Alors que les sanghyang sont profondément ancrés dans le kerawuhan, l’humeur des petites filles normalement dévouées peut devenir imprévisible, et elles sont connues pour se comporter avec une agressivité inhabituelle si leur volonté n’est pas respectée. Elles peuvent être agacées par le gamelan, refuser de danser sur une mélodie particulière, ou rejeter avec violence un homme qui tenterait de s’approcher. Ce soir-là, je me souviens d’une danseuse sanghyang qui, après qu’un homme ait tenté de la rattraper alors qu’elle tombait en arrière, gifla violemment le balinais au visage et proférant des menaces à tout le monde autour d’elle. Comme les conseils des dieux sont grandement nécessaires, les villageois tentent de répondre aux caprices divins du sanghyang qui ne délivrera de messages que s’il est satisfait.

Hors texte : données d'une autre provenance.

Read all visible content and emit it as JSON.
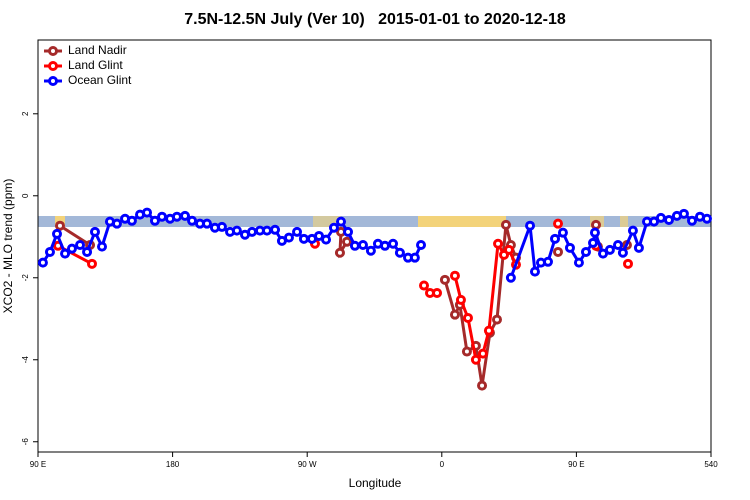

Un témoignage d’une anthropologue au sujet d’un sanghyang à Sukawati
Dans son ouvrage anthropologique World Dance Cultures, From Ritual to Spectacle, Patricia Beaman relate l’expérience d’une chercheur indonésienne, Belo, qui faisait partie de l’équipe anthropologique de Margaret Mead et Gregory Bateson dans les années 1930. Cette dernière a fait des recherches sur le sanghyang dedari à Bali. Dans son livre, Trance in Bali, elle a été témoin du pouvoir d’un sanghyang à Njawat. Elle décrit l’histoire de deux partenaires sanghyang, Tjibloek et Renoe. Belo raconte :
« Une fois, une danseuse sanghyang se produisait à Sukawati. Elle s’est arrêtée et s’est assise… et a fait signe qu’elle voulait être transportée dans une certaine direction… Les villageois l’ont emmené et rencontrèrent bientôt une seconde procession portant une sanghyang d’un autre village. Les deux sanghyang se sont rencontrées et, bien qu’elles ne se soient jamais croisé ni même jamais dansé ensemble auparavant, elles se mirent à danser à l’unisson comme deux legongs. »
Ce récit de deux sanghyang qui se rencontrent pour la première fois et dansent d’une manière presque identique nous amène à nous demander ce qui est acquis et ce qui est inné. Les Balinais demanderont : qu’est-ce qui est de ce monde et qu’est-ce qui est divin ? Selon le rite Balinais, puisque le petit corps mortel d’une sanghyang sert d’hôte aux divinités, les royaumes terrestre et céleste s’unissent dans une danse divine de purification.